In „Moritz“ schildert Bohm die Pubertätsnöte eines 15-Jährigen. In „Herzen“ machen sich ein Waffennarr und ein Wilderer auf die Spuren eines Elchs, der sich in die norddeutsche Tiefebene verirrt hat. Nimmt man noch „Der kleine Staatsanwalt“ (über Wirtschaftsbetrug), „Herzlich willkommen“ (über Altnazis in Westdeutschland) und seinen größten Erfolg „Yasemin“ (eine Liebesgeschichte zwischen einer türkischen Immigrantentochter und einem biodeutschen Studenten) dazu, war Bohm vielleicht der Regisseur des sozialdemokratischen Zeitgeists der Siebziger- und Achtzigerjahre in der Bundesrepublik, mehr als die „linken“ Autorenfilmer wie Fassbinder oder Herzog.

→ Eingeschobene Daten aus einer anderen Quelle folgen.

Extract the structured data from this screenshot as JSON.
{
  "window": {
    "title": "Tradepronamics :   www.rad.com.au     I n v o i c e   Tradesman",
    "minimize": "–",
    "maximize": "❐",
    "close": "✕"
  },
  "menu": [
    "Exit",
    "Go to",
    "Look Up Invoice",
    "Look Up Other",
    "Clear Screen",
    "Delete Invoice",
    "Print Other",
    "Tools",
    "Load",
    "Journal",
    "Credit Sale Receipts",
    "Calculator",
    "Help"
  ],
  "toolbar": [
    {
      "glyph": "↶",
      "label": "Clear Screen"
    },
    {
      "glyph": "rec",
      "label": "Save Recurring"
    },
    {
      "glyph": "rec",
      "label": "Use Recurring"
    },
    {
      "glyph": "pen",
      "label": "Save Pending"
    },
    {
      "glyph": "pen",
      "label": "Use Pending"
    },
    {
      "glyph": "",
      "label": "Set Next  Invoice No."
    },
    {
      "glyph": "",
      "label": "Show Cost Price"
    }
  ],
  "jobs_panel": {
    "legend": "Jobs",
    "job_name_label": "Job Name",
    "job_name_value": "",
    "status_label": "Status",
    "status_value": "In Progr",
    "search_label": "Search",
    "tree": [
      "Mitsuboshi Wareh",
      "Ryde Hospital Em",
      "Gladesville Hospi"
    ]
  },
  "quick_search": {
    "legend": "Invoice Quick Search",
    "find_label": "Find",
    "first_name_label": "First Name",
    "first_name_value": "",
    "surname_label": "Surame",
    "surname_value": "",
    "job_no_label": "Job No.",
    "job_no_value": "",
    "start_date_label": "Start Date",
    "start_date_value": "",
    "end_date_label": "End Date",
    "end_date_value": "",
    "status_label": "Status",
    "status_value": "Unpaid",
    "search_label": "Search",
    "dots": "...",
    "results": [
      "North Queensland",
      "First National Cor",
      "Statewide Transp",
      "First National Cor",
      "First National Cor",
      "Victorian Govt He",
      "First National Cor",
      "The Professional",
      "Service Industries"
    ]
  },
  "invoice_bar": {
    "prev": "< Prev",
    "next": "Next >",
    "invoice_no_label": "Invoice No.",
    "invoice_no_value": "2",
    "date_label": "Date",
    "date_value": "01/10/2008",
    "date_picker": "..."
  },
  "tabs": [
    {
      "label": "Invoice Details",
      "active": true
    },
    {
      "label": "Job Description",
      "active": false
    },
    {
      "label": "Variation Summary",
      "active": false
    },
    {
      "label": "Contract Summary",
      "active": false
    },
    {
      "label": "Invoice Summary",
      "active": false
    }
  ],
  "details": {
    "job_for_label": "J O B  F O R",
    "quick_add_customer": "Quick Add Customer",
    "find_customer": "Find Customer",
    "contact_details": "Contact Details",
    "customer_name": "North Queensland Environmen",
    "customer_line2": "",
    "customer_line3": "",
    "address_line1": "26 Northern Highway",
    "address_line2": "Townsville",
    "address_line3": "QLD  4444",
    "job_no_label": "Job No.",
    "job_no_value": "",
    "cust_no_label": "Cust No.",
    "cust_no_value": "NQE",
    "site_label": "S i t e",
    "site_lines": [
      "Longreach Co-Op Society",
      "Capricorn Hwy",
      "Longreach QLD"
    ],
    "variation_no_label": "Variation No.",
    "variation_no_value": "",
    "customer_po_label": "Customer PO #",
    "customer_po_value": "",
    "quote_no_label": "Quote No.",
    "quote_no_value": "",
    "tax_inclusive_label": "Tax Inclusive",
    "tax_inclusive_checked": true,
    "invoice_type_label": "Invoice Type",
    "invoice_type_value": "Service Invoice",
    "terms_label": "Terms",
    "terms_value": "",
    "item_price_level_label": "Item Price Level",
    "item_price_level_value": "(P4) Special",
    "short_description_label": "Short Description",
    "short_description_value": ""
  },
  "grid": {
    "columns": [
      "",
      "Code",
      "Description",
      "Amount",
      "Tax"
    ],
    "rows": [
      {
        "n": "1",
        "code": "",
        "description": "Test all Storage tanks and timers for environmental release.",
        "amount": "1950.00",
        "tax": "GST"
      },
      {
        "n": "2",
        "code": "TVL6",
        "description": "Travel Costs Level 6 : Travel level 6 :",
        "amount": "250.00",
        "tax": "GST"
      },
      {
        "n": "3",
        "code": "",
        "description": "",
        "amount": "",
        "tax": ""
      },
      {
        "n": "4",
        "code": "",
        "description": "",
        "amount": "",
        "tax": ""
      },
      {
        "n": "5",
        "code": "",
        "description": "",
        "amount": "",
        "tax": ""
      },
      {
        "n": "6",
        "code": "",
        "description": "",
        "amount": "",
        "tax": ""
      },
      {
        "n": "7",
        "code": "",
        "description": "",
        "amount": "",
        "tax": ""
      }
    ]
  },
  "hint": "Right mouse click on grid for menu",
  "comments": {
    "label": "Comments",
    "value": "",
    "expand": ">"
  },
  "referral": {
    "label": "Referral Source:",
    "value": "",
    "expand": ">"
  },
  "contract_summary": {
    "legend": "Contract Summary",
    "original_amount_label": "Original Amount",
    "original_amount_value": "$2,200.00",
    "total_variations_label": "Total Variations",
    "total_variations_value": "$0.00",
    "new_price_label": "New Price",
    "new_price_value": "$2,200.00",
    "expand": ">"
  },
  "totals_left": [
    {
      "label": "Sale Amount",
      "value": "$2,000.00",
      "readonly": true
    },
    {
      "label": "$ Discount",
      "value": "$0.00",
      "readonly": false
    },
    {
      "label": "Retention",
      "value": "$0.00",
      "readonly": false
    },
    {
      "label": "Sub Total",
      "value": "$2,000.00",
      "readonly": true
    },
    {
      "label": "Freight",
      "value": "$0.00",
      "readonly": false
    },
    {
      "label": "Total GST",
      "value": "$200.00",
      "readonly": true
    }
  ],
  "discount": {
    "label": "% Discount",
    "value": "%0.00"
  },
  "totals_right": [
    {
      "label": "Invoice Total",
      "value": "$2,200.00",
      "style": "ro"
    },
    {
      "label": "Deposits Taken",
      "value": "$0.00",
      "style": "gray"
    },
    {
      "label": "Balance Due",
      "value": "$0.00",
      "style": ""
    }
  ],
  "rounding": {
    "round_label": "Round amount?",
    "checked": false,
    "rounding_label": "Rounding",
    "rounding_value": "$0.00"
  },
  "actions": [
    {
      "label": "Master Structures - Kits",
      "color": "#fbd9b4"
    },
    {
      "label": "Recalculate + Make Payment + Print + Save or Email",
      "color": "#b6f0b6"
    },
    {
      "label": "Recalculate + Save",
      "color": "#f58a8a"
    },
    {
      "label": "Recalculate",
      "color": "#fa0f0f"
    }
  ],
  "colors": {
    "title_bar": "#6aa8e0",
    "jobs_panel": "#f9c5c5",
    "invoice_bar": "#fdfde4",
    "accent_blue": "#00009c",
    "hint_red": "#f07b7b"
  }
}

„Yasemin“ war der Film, der dem jungen Fatih Akin den Floh ins Ohr setzte, Regisseur werden zu wollen. Als er das erste Mal beim „Aufbaustudium Film“ vorsprach, so geht die Legende, sei er hochkant aus dem Büro geworfen worden. Akin wurde schließlich doch angenommen und erwählte sich Bohm als Mentor, ein Verhältnis, das lange übers Studienende hinaus fortbestand. Bohm wurde der Co-Autor von Akins Filmen „Tschick“ und „Aus dem Nichts“, und als er seine Kindheitserinnerungen aus Krankheitsgründen nicht mehr selbst inszenieren konnte, sprang Akin als Regisseur von „Amrum“ ein, ein Freundschaftsdienst.

In Akins Serienmörderfilm „Der Goldene Handschuh“ trat Bohm wiederum als Witze reißender Saufbruder Doornkaat-Max auf, eine von rund hundert Nebenrollen, die Bohm in Filmen fremder Regisseure gespielt hat – allein für Fassbinder ein Dutzend Mal. Der Mann mit dem wettergegerbten Knautschgesicht wurde gern als Figur von Autorität besetzt, als Wachmann, als Psychologe, als Professor, Apotheker oder Bürgermeister. Und das, eine Autorität, war Hark Bohm auch in Wirklichkeit in seiner Heimatstadt: der Übervater des Hamburger Films.